NEW YORK (CNNMoney.com) -- Treasury prices were little changed Thursday afternoon as bond investors looked to the stock market for direction and did not dwell on the morning's Producer Price Index report, which showed an unexpected spike in prices.
The benchmark 10-year note gained 1/32, or 31 cents for every $1,000 invested, to yield 4.54 percent, down slightly from late Wednesday.
The 30-year bond rose 4/32, or $1.25 for every $1,000 invested, to yield 4.69 percent, down from 4.70 percent in the previous session. Bond prices and yields move in opposite directions.
The five-year note was unchanged, yielding 4.46 percent, while the two-year was also unchanged, yielding 4.58 percent.

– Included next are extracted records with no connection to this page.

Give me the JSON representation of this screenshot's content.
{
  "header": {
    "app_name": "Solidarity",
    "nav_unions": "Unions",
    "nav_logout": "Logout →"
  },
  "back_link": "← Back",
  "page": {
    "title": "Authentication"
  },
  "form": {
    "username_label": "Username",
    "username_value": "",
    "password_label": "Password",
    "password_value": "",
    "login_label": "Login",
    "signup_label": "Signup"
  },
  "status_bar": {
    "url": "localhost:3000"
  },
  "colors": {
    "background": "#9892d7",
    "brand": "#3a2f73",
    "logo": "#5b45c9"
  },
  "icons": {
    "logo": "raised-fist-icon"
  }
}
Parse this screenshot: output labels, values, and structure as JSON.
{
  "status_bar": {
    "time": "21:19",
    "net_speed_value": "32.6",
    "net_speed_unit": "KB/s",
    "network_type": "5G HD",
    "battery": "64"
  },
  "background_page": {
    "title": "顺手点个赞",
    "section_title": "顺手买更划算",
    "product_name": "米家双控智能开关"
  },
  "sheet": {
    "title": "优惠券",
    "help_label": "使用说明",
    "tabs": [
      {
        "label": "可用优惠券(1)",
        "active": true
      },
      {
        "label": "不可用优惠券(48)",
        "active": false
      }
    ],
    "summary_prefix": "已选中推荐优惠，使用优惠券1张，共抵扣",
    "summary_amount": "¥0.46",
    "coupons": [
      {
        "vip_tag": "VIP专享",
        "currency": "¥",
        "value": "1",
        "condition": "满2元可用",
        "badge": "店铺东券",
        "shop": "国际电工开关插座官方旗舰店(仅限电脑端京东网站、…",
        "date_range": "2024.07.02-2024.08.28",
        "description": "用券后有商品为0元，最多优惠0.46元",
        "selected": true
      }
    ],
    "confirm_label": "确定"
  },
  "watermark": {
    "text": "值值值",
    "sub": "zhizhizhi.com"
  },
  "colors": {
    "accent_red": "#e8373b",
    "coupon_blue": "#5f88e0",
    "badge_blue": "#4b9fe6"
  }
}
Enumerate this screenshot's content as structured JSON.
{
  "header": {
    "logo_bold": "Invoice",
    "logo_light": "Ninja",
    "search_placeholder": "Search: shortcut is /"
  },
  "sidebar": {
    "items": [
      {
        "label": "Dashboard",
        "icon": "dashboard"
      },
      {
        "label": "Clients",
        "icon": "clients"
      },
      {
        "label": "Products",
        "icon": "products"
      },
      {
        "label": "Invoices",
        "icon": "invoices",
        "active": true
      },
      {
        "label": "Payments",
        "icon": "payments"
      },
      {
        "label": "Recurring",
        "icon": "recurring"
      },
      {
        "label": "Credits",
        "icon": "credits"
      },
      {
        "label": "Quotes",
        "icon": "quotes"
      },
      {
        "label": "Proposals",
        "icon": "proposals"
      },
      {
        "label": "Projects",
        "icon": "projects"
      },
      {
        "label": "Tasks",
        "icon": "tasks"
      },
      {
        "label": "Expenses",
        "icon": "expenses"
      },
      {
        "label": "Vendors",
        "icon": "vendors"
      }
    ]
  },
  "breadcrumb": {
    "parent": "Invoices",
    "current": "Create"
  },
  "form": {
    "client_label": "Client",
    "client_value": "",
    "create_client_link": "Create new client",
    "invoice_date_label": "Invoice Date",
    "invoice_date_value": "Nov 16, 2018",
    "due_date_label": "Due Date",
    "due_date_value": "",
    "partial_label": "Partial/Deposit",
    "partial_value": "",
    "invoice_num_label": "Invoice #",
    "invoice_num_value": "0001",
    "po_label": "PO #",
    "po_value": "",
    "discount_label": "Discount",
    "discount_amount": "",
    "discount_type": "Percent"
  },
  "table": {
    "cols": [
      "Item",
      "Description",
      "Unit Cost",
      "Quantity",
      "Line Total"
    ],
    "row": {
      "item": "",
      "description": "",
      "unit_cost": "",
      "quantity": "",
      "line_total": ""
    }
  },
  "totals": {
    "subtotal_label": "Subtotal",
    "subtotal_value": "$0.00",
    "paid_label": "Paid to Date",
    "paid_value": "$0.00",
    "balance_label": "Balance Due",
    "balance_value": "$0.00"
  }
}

In economic news, Thursday morning's report showing a spike in the Producer Price Index made bond investors concerned about the potential for inflation.
The headline PPI reading, released a day prior to the government's release of the Consumer Price Index, showed a 1.3 percent increase in February, well above the median forecast of a 0.5 percent rise among economists polled by Reuters.
The PPI core rate, which excludes volatile energy and food prices, rose by 0.4 percent last month, twice the median forecast among economists surveyed.
In currency trading, the dollar was mixed against the euro and the yen.
The euro traded at $1.3234, up from $1.3220 late Wednesday, while the dollar stood at ¥117.62, up from ¥117.06 in the previous session.